Question

If the equation \[{{x}^{2}}+{{y}^{2}}+2gx+2fy+1=0\] represents a pair of straight lines, then
1. \[{{g}^{2}}-{{f}^{2}}=1\]
2. \[{{f}^{2}}-{{g}^{2}}=1\]
3. \[{{g}^{2}}+{{f}^{2}}=1\]
4. \[{{g}^{2}}+{{f}^{2}}=\dfrac{1}{2}\]

Answer 1

Hint: According to the given equation that is \[{{x}^{2}}+{{y}^{2}}+2gx+2fy+1=0\] which represents a straight line that is its determinant should be 0.To find the determinant we have to compare the given equation with general equation that is \[a{{x}^{2}}+2hxy+b{{y}^{2}}+2gx+2fy+c=0\] and find the values and solve the determinant and get the equation.

Complete step by step answer:
According to the given equation of a pair of straight lines is
\[{{x}^{2}}+{{y}^{2}}+2gx+2fy+1=0--(1)\]
By comparing with general equation that is \[a{{x}^{2}}+b{{y}^{2}}+2gx+2fy+c=0\]
By comparing you will get the value of
\[a=1,\] \[h=0\]
\[b=1\,\] \[c=1\]
\[g=g,\] \[f=f\]
The equation\[(1)\]represents a straight line whose determinant is 0.
\[\Delta =0\]
Determinant for general equation that is \[a{{x}^{2}}+b{{y}^{2}}+2gx+2fy+c=0\]
\[\Delta =\left| \begin{matrix}
   a & h & g \\
   h & b & f \\
   g & f & c \\
\end{matrix} \right|\]
After substituting the values of \[a=1\],\[b=1\,\],\[h=0\],\[c=1\] in this determinant we get:
\[\Delta =\left| \begin{matrix}
   1 & 0 & g \\
   0 & 1 & f \\
   g & f & 1 \\
\end{matrix} \right|\]
After solving further we get:
\[\Delta =1(1-{{f}^{2}})-0(0-gf)+g(0-g)\]
After simplifying the brackets we get:
\[\Delta =1-{{f}^{2}}-0-{{g}^{2}}\]
\[\Delta =1-{{f}^{2}}-{{g}^{2}}---(2)\]
Now, we get equation \[(2)\] this above equation will be equate to 0. Because it represents the pair of straight lines.
\[\Delta =1-{{f}^{2}}-{{g}^{2}}=0\]
After simplifying further we get:
\[-{{f}^{2}}-{{g}^{2}}=-1\]
Minus will multiply on both sides we get:
\[{{f}^{2}}+{{g}^{2}}=1\]
By rearranging the term we get:
\[{{g}^{2}}+{{f}^{2}}=1\]

So, the correct answer is “Option 3”.

Note: Always remember that if the question is related to an equation which represents a straight line that means \[\Delta =0\]. And then compare the given equation with the general equation to take the determinant of the given equation.
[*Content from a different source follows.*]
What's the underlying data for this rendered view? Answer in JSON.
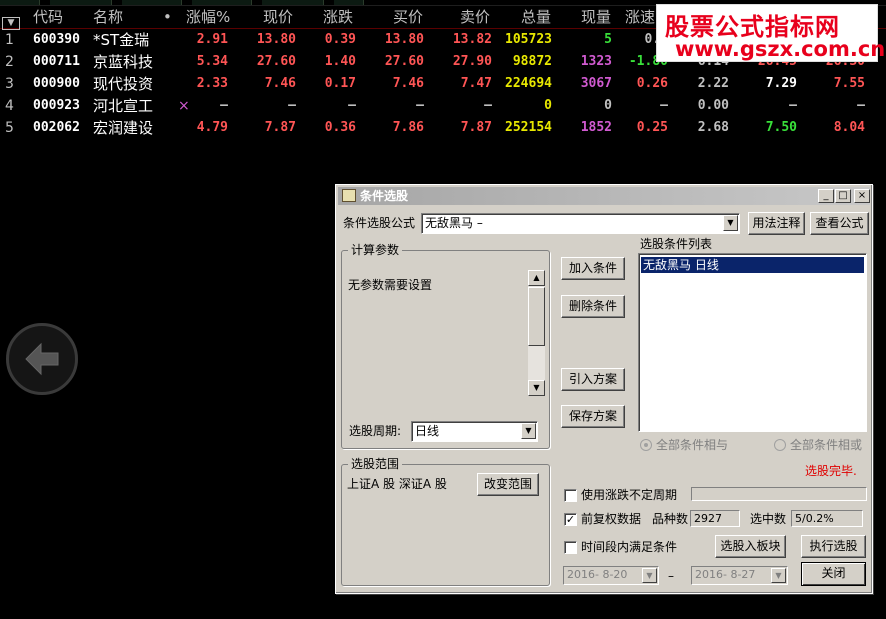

After taking the determinant we get the equation in terms of g and f. and equate it to zero. Some confusion may happen because the values of g and f are not given. That indicates that when we take the determinant we get in the terms of g and f. So, the above solution can be referred to for such types of problems.